Le développement de l’INOHA se fera à travers la diversification des partenariats tant au niveau national qu’international et par l’intégration de toutes les plateformes One Health existant au niveau national et international.
L’organisation de ce colloque international One Health est donc une occasion non seulement de présenter l’Institut One Health pour l’Afrique, mais aussi de mettre en place un cadre de réflexion sur notre manière collective de matérialisation des approches One Health à travers des projets réellement intégrateurs et implémentés sur le terrain.
C’est ainsi que nous souhaitons proposer parmi les résolutions de ce colloque de Kinshasa, l’institutionnalisation du « Colloque International One Health » à travers des éditions à organiser tous les deux ans. Cette institutionnalisation nous permettra d’avoir un cadre technique d’accompagnement pour l’implémentation des approches One Health afin de ne pas rester dans des incantations de bonnes intentions à travers des slogans sans contenus.

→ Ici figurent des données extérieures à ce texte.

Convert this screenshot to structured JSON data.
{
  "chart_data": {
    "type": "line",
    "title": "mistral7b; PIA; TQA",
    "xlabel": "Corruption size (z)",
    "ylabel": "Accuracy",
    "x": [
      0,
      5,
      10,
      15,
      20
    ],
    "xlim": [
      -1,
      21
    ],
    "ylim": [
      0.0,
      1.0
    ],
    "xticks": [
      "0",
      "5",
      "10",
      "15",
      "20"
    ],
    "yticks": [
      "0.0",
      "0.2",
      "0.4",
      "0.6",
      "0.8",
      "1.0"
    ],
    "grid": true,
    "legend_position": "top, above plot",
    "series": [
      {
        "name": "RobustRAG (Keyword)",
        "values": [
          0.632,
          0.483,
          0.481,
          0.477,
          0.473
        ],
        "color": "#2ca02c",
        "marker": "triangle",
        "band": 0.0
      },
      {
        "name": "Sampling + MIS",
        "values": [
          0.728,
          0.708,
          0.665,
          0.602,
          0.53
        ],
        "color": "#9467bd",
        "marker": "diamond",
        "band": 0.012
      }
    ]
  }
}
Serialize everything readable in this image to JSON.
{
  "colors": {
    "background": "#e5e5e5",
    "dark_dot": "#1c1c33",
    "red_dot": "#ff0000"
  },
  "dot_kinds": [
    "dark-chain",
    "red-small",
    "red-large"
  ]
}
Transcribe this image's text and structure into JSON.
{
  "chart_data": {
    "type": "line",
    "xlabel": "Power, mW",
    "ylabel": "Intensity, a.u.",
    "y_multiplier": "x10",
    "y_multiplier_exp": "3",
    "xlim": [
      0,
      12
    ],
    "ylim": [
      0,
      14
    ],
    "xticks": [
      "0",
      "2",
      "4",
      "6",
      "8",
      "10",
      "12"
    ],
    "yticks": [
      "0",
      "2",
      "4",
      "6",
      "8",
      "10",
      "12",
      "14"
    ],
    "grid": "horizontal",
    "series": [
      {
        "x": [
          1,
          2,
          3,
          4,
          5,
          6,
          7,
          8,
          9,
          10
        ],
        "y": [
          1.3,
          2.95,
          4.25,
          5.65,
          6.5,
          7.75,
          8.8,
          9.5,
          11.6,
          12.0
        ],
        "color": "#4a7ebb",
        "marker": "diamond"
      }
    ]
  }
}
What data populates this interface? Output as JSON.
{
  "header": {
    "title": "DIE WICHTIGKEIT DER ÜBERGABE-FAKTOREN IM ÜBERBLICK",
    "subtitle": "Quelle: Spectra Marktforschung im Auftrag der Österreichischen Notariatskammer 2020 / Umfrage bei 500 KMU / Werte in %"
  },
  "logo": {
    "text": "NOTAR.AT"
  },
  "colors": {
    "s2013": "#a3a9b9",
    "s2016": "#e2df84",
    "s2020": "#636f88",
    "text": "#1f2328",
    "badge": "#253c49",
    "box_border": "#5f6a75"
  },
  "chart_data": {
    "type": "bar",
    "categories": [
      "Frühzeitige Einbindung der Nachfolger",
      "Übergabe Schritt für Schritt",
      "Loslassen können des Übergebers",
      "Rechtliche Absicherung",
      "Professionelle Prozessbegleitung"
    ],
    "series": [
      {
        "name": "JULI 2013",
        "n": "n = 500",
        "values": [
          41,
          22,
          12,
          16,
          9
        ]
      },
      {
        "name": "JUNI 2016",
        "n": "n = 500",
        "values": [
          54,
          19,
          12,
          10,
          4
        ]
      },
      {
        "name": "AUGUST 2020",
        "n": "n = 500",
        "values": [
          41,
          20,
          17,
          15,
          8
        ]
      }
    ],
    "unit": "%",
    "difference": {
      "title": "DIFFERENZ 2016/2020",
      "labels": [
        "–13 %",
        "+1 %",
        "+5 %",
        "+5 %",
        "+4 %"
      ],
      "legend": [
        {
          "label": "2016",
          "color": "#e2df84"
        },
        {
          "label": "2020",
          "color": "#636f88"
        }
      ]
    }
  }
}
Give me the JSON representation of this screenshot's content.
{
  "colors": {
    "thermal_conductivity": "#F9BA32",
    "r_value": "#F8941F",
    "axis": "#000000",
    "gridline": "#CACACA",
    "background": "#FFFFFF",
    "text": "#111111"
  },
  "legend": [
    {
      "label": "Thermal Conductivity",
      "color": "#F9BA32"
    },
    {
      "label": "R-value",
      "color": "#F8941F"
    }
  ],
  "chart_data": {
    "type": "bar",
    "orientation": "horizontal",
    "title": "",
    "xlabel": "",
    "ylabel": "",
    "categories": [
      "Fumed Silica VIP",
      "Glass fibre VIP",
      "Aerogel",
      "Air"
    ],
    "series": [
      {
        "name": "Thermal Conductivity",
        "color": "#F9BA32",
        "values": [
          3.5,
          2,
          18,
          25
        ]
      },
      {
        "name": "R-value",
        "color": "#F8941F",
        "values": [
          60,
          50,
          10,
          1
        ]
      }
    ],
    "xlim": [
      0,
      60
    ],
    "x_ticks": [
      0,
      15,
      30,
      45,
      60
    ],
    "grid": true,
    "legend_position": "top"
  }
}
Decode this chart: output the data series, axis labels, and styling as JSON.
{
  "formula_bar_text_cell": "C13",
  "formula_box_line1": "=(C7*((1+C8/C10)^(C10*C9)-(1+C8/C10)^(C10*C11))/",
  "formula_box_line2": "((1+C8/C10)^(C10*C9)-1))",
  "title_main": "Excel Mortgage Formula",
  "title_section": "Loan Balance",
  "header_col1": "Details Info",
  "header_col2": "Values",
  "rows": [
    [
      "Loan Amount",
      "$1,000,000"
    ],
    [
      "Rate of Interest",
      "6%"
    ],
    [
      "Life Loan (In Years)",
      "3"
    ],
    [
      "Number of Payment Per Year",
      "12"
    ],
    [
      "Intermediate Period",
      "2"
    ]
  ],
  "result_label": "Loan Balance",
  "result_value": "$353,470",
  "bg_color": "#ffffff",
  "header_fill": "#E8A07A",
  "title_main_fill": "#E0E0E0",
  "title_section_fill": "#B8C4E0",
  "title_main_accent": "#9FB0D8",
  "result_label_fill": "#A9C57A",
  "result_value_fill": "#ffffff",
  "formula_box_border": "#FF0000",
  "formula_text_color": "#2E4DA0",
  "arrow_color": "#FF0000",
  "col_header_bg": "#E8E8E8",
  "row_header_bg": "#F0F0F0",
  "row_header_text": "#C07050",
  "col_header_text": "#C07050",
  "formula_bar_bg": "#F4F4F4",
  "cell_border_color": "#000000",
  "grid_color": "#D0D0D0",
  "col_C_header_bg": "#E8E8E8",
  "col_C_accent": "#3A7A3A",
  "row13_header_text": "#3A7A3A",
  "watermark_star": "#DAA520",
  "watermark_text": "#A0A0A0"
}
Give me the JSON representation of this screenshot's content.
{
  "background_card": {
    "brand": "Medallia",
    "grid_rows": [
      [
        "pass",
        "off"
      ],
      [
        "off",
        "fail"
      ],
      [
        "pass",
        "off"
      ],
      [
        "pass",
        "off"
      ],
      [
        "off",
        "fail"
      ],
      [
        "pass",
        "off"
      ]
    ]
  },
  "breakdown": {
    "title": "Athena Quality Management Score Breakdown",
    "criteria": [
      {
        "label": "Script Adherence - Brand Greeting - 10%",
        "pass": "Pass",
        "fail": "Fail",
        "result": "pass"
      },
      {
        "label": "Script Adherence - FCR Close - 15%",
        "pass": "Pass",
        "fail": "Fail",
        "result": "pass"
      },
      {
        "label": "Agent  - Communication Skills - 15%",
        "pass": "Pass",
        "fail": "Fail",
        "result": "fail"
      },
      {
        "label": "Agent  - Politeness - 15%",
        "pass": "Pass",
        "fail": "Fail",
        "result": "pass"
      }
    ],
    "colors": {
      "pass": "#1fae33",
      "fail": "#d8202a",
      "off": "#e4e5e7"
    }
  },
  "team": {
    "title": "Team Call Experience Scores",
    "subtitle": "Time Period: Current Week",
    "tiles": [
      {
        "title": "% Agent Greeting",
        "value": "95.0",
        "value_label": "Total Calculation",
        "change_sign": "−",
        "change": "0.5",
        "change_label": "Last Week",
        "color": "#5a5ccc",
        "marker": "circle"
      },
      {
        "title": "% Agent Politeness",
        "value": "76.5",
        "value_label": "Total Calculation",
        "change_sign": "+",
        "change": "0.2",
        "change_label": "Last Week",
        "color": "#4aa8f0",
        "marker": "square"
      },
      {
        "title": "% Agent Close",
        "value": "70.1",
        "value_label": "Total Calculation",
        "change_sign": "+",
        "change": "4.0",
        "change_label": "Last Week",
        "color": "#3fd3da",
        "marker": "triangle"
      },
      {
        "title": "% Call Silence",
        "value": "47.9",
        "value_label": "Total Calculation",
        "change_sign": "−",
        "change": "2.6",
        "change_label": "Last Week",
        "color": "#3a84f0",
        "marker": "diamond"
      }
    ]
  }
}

Pour terminer, après plus d’un demi-siècle d’investissement personnel dans la lutte contre les maladies infectieuses, étant témoins de la dégradation continue et accélérée de nos écosystèmes, de la fragilisation de nos sociétés, j’en suis arrivé à la conclusion que la solution pour nos sociétés ne pourra passer que par une plus grande ouverture à d’autres disciplines, par la diversification des partenariats et le tout dans un cadre où l’amélioration de la gouvernance nationale des institutions devrait enfin devenir la priorité. Le secret de notre résilience collective en tant que société humaine passe par là et j’espère que les générations futures se souviendront de cet appel à l’humilité, à la tolérance et à l’ouverture.
Professeur Jean Jacques MUYEMBE TAM FUM
Directeur Général de l’INRB
Directeur de l’Institut One Health pour l’Afrique.